Chronique écrite à la suite du concert du groupe Asondar a l'Ostal d'Occitània (Toulouse), le 23/02/2017.
(photo Ostal d'Occitània / La Topina)Asondar : inonder. Mot à mot « recouvrir par les ondes », avec toutes les acceptions du terme. Ou bien « se déverser » : le trop-plein d'un cours d'eau, ses débordements, ses emportements, comme ceux d'une culture trop riche. Nos oreilles pourront y entendre aussi « Al son d'ara », au son et au diapason d'aujourd'hui, et elles ne s'y tromperont pas tant le groupe Asondar ressemble à son époque. Avec seulement 4 musiciens Asondar nous fait déjà faire un bon demi-tour de planète : Bretagne, Corse, Turquie, et bien sûr Occitanie, sans doute le point de rencontre de tout ce petit monde. Derrière l'apparente jeunesse du quatuor apparaissent les voyages personnels de chacun : il s'agit de Dupain, Du Bartàs, la Kreiz Breizh Akademi et Erik Marchand, Laf Duo, Bayati, Jacky Molard, Bijan Chemirani ou encore Carlo Rizzo, autant de références de prestige qui placent la musique d'Asondar dans ce nouveau paysage des musiques traditionnelles débarrassées d'une certaine tradition, mais profondément ancrées, terrestres, ethniques. La liberté du jazz, de l'improvisation, le dialogue à quatre : Asondar permet à chacune de ses composantes d'exprimer son plein potentiel au service du collectif, dans un jeu permanent où chacun va tirer l'autre vers ce qui lui est propre et cher, pour l'offrir au partage.
Le flûtiste
Gurvant le Gac est à l'image du groupe : semblant être fait du même bois que ses instruments, il garde les pieds accrochés au sol alors que tout le haut de son corps se meut, ondule et s'élève lentement sans jamais quitter sa place. Oscillant entre la terre et le ciel, sa musique jaillit continuellement. On y voit là des traces de la Sòrga de Dupain (2015), groupe que Gurvant le Gac rejoignit pour développer ce répertoire : la même force brute et sensible, ce même folk progressif entêtant.
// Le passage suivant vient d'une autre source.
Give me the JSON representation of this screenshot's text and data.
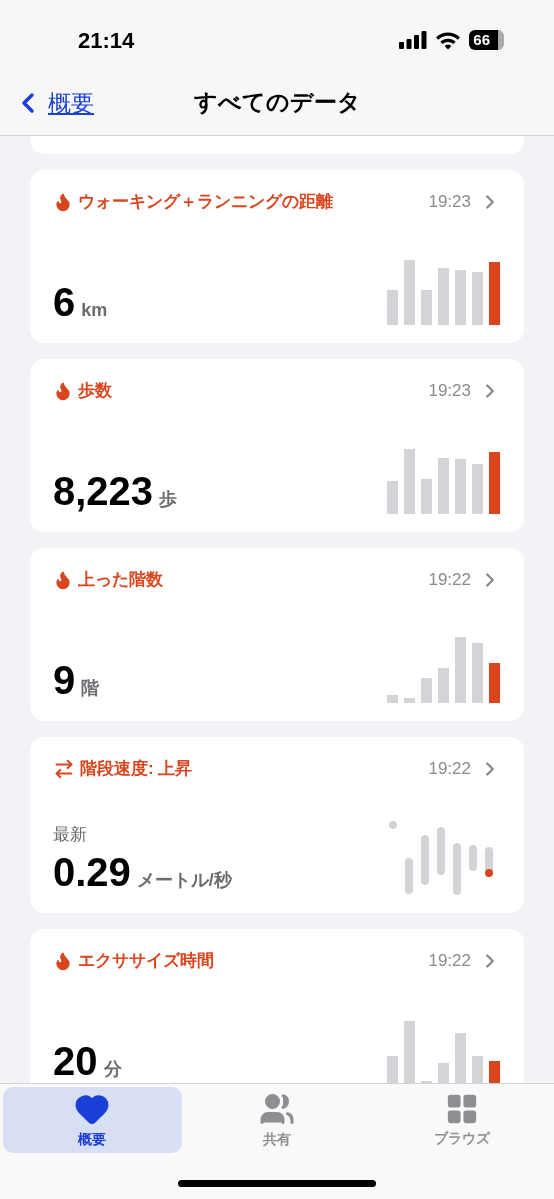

Thomas Lippens, le percussionniste « maison », suit les envolées mélodiques : rodé aux danses exaltées et exaltantes de la Méditerrannée (farandole, tarantelles...) il sait marquer d'un coup de cymbale résonnant tel un gong le début de la transe, lorsqu'après s'être cherchés, reconnus, jaugés, les musiciens s'emportent vers d'autres hauteurs dans un tourbillon qui retombera plus tard, plus loin, lent et calme.
Une force puis un calme maintenus et soulignés à demi-voix par
Pauline Willerval. A demi-voix et à demi-violoncelle, les deux se rejoignant souvent : on sait la ressemblance du son de l'instrument avec celui de l'organe humain. Avec le bruit de certains éléments naturels aussi, et la musicienne passera régulièrement de la rythmique de cordes à la douceur mélodico-mélancolique de la gadulka, une vielle à archet bulgare, colorant l'ensemble d'airs turcs, des Balkans ou du bassin méditerranéen.
Au cœur du groupe et du projet, Titouan Billon, musicien poly-instrumentiste qui n'use ici que de sa voix, tout à la fois jeune et incroyablement forte et assurée, et que l'on avait déjà pu apprécier dans Du Bartàs ou encore Lo Barrut. De son expérience poético-polyphonique, il en a gardé l'amour pour les mots de Léon Cordes, surtout ceux de la terre, qu'il se plaît à chanter, déclamer, lancer à la volée. Ce sont eux qui « asondan » régulièrement le concert, en constituent le cœur, avec d'autres, de traditionnels revisités, voire recréés.
Folk progressif, jazz digressif, avec une base traditionnelle très assurée, à tel point que les musiciens finissent par redécouvrir, presque à leur insu, des liens cachés entre les répertoires et apprennent petit à petit à les exploiter et les porter en commun avec des spécificités qui ne sont à aucun moment des différences.
L'ensemble, pas si hétéroclite, prend le temps de se construire, de se créer sous nos yeux et dans nos oreilles à force de boucles rythmiques et mélodiques d'où s'échappent par à-coups des petites improvisations et variations personnelles. Asondar progresse par vagues, frêles mais sûres, un va-et-vient constant qui donne l'impression d'à peine nous effleurer alors même que nous sommes déjà, sans l'avoir senti venir,...asondats.
Asondar sort de résidence de création au Chantier à Correns (Centre de création des nouvelles musiques traditionnelles & musiques du monde) et font partie du Collectif marseillais FeM, qui devrait livrer d'autres surprises et créations de haute volée dans les années à venir.